The Blairmore Centre consists of a separate Bethlehem High School and public Tommy Douglas Collegiate as well as civic centre called The Shaw Centre.
Blairmore Sector is home to the following schools:
- New Tommy Douglas Collegiate, public secondary education opened in the fall of 2008
- New Bethlehem Catholic High School, Catholic or separate secondary education, opened in the fall of 2008

As of 2017 no elementary schools are imminent for Kensington or Elk Point, though land has been set aside in both communities for future public and Catholic schools.

In addition, the sector initially included the Yarrow Youth Farm, a provincial correctional facility for at-risk youth. Although initially expected to continue operations despite the annexation and development of the Kensington residential community on three sides, the Saskatchewan government subsequently closed the 40-acre facility on Neault Road, north of the former alignment of 33rd Street, transferring its programs to another facility in Saskatoon, and put the land up for sale in 2015.

==Other services==
- A "District Centre" is planned in Neighbourhoods 6 and 7
- The sector contains the Smithville Cemetery, which dates back to 1901 and was annexed by the city with the rest of the sector region. It is located on 22nd Street (Highway 14), west of Range Road 3063.

==Transportation==
22nd Street (Highway 14) is a major thoroughfare through Saskatoon. Highway 14 connects with Asquith, Biggar Wilkie, Unity, and Macklin en route to Alberta. The area is also accessed by Highway 7, which links Saskatoon to Calgary, Alberta and the west coast, and Secondary Highway 684, also known as Dalmeny Road but officially renamed Neault Road in 2012, which was annexed by the city and provides a connection to Yellowhead Highway 16 and the town of Dalmeny.

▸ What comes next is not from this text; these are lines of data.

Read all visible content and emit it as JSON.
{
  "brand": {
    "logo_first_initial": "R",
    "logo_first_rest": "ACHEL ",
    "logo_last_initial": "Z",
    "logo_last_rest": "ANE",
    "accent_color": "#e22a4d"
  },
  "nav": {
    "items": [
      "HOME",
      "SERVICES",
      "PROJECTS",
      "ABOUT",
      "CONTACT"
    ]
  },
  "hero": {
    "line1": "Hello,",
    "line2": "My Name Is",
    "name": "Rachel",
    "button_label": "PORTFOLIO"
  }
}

Highway 7 has been realigned to connect with Highway 14/22nd Street/Highway 684 at an at-grade intersection that will be eventually replaced by an interchange. For several years Highway 7 entered the area via Betts Avenue within the Blairmore Urban Centre region, but this link has now been removed; the road's original alignment where it joined 22nd Street prior to the mid-2000s has been replaced with residential development and the area's recreation centre and high schools.

The only other main road currently servicing the sector is the western leg of 33rd Street West, which according to the city's October 2008 Projected Growth Map is slated to eventually be replaced by an extension of the Claypool Drive thoroughfare; originally an east-west roadway, beginning in 2012 the road was realigned to allow for development of Kensington. The western boundary of the sector is marked by a transportation/utility corridor adjacent to the current western city boundary, set aside for future construction of a perimeter highway.

===City transit===

The Blairmore Urban Centre is served by Route 23 on weekday peak hours and during the day. Service will presumably be expanded as the sector is developed.